Power supply untuk memberi energi pada rangkaian elektronik perangkat melakukan konversi arus, karena mengubah arus bolak-balik (AC) yang diterimanya dari jaringan listrik menjadi arus searah (DC), atau dalam rangkaian beragam arus searah dengan tegangan yang benar dan frekuensi. Arus searah cocok untuk rangkaian elektronik karena mempertahankan besar dan arah yang sama, karakteristik yang tidak dimiliki arus bolak-balik.
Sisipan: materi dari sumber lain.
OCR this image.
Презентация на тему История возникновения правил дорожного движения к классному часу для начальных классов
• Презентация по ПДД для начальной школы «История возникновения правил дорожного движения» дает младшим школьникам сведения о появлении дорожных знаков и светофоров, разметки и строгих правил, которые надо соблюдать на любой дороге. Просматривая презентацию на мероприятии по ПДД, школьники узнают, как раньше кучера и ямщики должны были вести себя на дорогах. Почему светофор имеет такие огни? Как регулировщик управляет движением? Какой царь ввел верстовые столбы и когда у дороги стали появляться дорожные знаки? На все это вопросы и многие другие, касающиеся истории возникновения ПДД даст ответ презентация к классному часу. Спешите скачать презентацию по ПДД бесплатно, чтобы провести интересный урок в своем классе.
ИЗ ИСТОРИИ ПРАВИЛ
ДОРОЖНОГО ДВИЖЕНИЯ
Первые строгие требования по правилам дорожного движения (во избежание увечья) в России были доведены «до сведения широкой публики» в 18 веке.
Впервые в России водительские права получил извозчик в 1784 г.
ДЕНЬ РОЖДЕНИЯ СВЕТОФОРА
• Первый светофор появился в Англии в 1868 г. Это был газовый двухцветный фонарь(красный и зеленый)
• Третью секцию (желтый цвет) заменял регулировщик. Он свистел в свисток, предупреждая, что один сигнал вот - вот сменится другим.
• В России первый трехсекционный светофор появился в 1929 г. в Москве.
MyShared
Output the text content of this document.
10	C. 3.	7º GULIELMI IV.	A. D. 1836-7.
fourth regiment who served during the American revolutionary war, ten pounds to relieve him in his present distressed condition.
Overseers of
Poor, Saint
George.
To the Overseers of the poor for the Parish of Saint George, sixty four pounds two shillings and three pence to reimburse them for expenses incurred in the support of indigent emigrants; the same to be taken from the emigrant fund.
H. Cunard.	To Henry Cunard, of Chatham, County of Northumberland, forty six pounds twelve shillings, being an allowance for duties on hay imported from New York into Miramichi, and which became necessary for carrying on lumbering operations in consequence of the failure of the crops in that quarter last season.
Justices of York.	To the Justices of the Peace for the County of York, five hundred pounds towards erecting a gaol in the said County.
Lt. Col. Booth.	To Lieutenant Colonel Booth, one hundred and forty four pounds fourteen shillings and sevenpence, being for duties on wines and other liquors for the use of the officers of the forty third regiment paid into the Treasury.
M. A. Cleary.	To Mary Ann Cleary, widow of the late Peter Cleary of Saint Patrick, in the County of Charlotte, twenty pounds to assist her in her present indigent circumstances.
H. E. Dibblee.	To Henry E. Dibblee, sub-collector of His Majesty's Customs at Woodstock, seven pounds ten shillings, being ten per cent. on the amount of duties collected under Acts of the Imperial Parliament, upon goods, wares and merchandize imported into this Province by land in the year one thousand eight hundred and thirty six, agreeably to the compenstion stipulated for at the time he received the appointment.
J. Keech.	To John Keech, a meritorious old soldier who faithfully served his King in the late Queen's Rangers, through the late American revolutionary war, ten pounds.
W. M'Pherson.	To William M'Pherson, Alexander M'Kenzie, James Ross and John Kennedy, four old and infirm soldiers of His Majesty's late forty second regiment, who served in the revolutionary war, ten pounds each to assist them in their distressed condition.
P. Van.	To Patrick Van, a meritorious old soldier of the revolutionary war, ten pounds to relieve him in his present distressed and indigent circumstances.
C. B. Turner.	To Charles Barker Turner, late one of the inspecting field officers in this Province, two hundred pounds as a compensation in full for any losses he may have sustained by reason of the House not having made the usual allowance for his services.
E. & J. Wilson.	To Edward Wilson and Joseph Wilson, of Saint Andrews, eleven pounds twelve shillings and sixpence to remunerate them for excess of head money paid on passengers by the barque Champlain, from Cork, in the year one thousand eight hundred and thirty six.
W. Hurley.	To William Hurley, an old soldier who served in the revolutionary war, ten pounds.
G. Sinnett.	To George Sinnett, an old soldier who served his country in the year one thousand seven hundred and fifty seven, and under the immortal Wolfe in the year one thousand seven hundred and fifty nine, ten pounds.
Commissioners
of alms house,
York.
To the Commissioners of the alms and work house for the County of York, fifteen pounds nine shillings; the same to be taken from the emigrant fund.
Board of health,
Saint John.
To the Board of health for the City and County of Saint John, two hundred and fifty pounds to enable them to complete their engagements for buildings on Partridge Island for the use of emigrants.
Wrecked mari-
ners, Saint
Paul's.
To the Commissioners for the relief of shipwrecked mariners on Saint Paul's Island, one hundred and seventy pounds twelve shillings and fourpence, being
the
Secara teknis, proses konversi arus yang dilakukan oleh sumber listrik disebut rektifikasi. Dalam proses ini, komponen elektronik yang disebut penyearah bertanggung jawab untuk memodifikasi perubahan tegangan arus bolak-balik, kemudian, dalam proses penyaringan dan stabilisasi, variasi sinusoidal diratakan dan nilai konstan ditetapkan pada waktu tegangan.

Karakteristik

Power supply adalah istilah yang mencakup nuansa yang berbeda, karena mencakup berbagai kelas perangkat elektronik yang mengatur arus bolak-balik dengan cara yang unik, sehingga ada karakteristik tertentu yang berfungsi untuk membedakannya. Namun, menurut perspektif umum, sumber kekuasaan harus dicirikan oleh aspek-aspek berikut:

Sumber Daya listrik

keserbagunaan

Sumber daya dapat dimanipulasi baik secara mekanis maupun digital, karena beberapa di antaranya memiliki sakelar yang terletak di slot belakang casing komputer, sementara yang lain dihidupkan dan dimatikan melalui perangkat lunak komputer, yang dapat dilakukan secara manual atau otomatis.

Efisiensi

Efisiensi merupakan faktor penting dalam pengoperasian sumber daya, karena selama transformasi arus terjadi proses termodinamika yang melibatkan kehilangan energi dalam bentuk panas, melalui efek Joule atau fenomena lainnya. Namun demikian, sumber daya melalui komponen yang dioptimalkan harus menjamin penghematan energi listrik pengguna, untuk menghindari konsumsi listrik yang berlebihan.

Kemampuan beradaptasi

Sumber daya harus mampu menjadi bagian dari perangkat keras semua jenis komputer modern, terlepas dari generasinya, karena desktop dan laptop berevolusi secara teknologi, begitu pula perangkat ini. Untuk alasan ini, untuk komputer modern dan untuk generasi berikutnya, tidak begitu usang, salah satu jenis sumber daya sesuai dengan mereka.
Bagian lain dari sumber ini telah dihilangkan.